Jim Smart
January 1, 2009
Ford dealers picked up their '64½ Indy Pace Car hardtops at a special "Checkered Flag Winners Day" in Dearborn on May 14, 1964.

Ford aimed for an even split between Checkered Flag and Green Flag winners, but it didn't work out that way. There were ties in some of the sales districts, making it necessary to produce an additional number of Pace Car hardtops with May 1, 1964 (01E) date codes and a DSO code of 84 (Ford Home Office Reserve). It is not known how many additional cars were built.

According to Haskell, 105 dealers won the Checkered Flag contest and were invited to Dearborn for a "Checkered Flag Winners Day" on May 14, 1964. Roughly 85 Green Flag winner cars were shipped to dealers who chose to buy them. Some dealers kept them, while others were promptly sold. Each dealer also received an Indy 500 Pace Car hardtop plastic promo car with the appropriate graphics.

In a sad footnote to the Checkered Flag contest, one of the dealers was killed in a head-on collision while driving his Pace Car home.

Southern California's Steve Grant has always had an interest in the Indy 500 Pace Car Mustangs due to their unique history and rarity. He was thumbing through Hemmings Motor News in June 1996 when he stumbled upon one for sale in Virginia. As luck would have it, he was planning a trip to see his parents in Delaware. He even managed to talk his father into the five-hour drive down to Virginia to check the car out. The Mustang was in pretty good shape for an East Coast car. When Steve checked out all the important details, such as the VIN, color and trim codes, build date, and DSO, he was convinced he'd found one of the hardtops.

Thus began a long journey leading up to a concours restoration. "I'm not mechanically inclined," Steve tells us. "So I had a friend help me get the car running." With a new fuel tank and sending unit, the 260 fired up and ran. A big moment for Steve was when he found "PACE CAR" in the radiator support. He tells us he believes it was put there in grease pencil over bare steel before the paint was applied.

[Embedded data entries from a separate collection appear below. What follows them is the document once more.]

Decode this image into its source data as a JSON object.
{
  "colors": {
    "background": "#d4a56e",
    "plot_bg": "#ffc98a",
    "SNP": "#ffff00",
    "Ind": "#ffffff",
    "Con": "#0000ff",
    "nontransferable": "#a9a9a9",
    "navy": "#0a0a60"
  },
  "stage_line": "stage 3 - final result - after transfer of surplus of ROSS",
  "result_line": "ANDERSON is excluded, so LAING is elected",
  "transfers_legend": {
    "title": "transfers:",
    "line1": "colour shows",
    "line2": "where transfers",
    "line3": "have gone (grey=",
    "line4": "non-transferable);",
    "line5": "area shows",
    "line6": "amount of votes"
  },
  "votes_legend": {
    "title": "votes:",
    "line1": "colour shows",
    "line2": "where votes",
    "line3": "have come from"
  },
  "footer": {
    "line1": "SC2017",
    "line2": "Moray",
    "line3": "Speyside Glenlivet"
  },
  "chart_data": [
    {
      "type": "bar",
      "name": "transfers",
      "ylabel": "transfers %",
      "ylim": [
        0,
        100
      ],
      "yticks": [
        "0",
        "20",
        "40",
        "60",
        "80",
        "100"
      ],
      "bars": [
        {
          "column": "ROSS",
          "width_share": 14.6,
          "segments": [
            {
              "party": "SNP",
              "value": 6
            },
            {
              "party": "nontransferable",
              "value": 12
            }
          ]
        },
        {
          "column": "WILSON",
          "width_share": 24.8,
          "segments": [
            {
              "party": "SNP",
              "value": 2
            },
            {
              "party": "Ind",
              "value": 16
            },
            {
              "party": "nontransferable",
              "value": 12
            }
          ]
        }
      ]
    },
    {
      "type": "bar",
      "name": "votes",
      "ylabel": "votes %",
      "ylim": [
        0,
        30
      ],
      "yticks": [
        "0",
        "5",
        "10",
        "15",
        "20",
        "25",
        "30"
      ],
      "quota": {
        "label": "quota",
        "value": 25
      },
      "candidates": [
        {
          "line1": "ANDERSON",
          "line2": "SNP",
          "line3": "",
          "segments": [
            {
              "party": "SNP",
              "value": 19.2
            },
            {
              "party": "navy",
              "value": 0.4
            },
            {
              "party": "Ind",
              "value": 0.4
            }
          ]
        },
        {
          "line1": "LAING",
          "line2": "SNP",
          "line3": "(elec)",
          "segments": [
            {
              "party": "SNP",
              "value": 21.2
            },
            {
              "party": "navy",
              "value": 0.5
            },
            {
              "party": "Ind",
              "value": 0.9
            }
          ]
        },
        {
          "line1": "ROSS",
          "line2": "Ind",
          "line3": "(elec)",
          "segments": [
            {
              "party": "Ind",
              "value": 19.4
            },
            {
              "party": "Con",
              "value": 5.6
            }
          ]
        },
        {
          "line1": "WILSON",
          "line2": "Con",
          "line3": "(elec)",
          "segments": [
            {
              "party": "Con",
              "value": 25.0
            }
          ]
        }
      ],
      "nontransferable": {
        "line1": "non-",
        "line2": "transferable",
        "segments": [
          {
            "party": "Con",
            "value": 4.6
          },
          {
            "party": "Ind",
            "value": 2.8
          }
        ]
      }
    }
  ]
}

When the restoration process began to outdistance Steve's abilities, he hauled the car to Mustangs & American Classics in Mission Viejo, California, where Monroe Weathers concluded the car needed floors, doors, quarter-panels, and fenders. Although the car had 150,000 miles on its original 260-2V V-8, it had never been apart, making it a solid foundation for rebuilding.

Monroe located new-old-stock sheetmetal and good used doors for Steve's project. John Hesford at Vintage Auto Body in Brea, California, performed all of the bodywork and paint, although Steve had a tough time tracking down Pace Car White, which was ultimately found as DDL-8321 on a Ford color chart.

Steve's Pace Car was one of the Green Flag contest cars. Assembled on April 20, 1964 at the Dearborn assembly plant, it was delivered to Thompson Auto Company in Thomasville, North Carolina. When Steve contacted the dealer in 2002, he was stunned to discover that the car's original salesman, Bennie Link, still worked for the dealership. Bennie remembered the car, telling Steve that it sat in the showroom until November. It was ultimately sold to the owner of a local minor league baseball team for $2,926. Bennie told Steve the buyer did not care for the Indy 500 graphics, asking the dealer to remove them and paint the car Skylight Blue. The car would pass through many owners in North Carolina and Virginia before Steve's purchase in 1996.

Steve's efforts on this car cannot be underestimated, especially considering he is not a mechanic or restorer by nature. So far, the pinnacle for Steve was winning Best of Show at the Fabulous Fords Forever at Knott's Berry Farm in 2003, where he was up against 1,800 other competitors. Steve's success could be written off as beginner's luck, but we don't think so. Steve believes you must be faithful to a car's history and authenticity. And that takes more commitment than luck.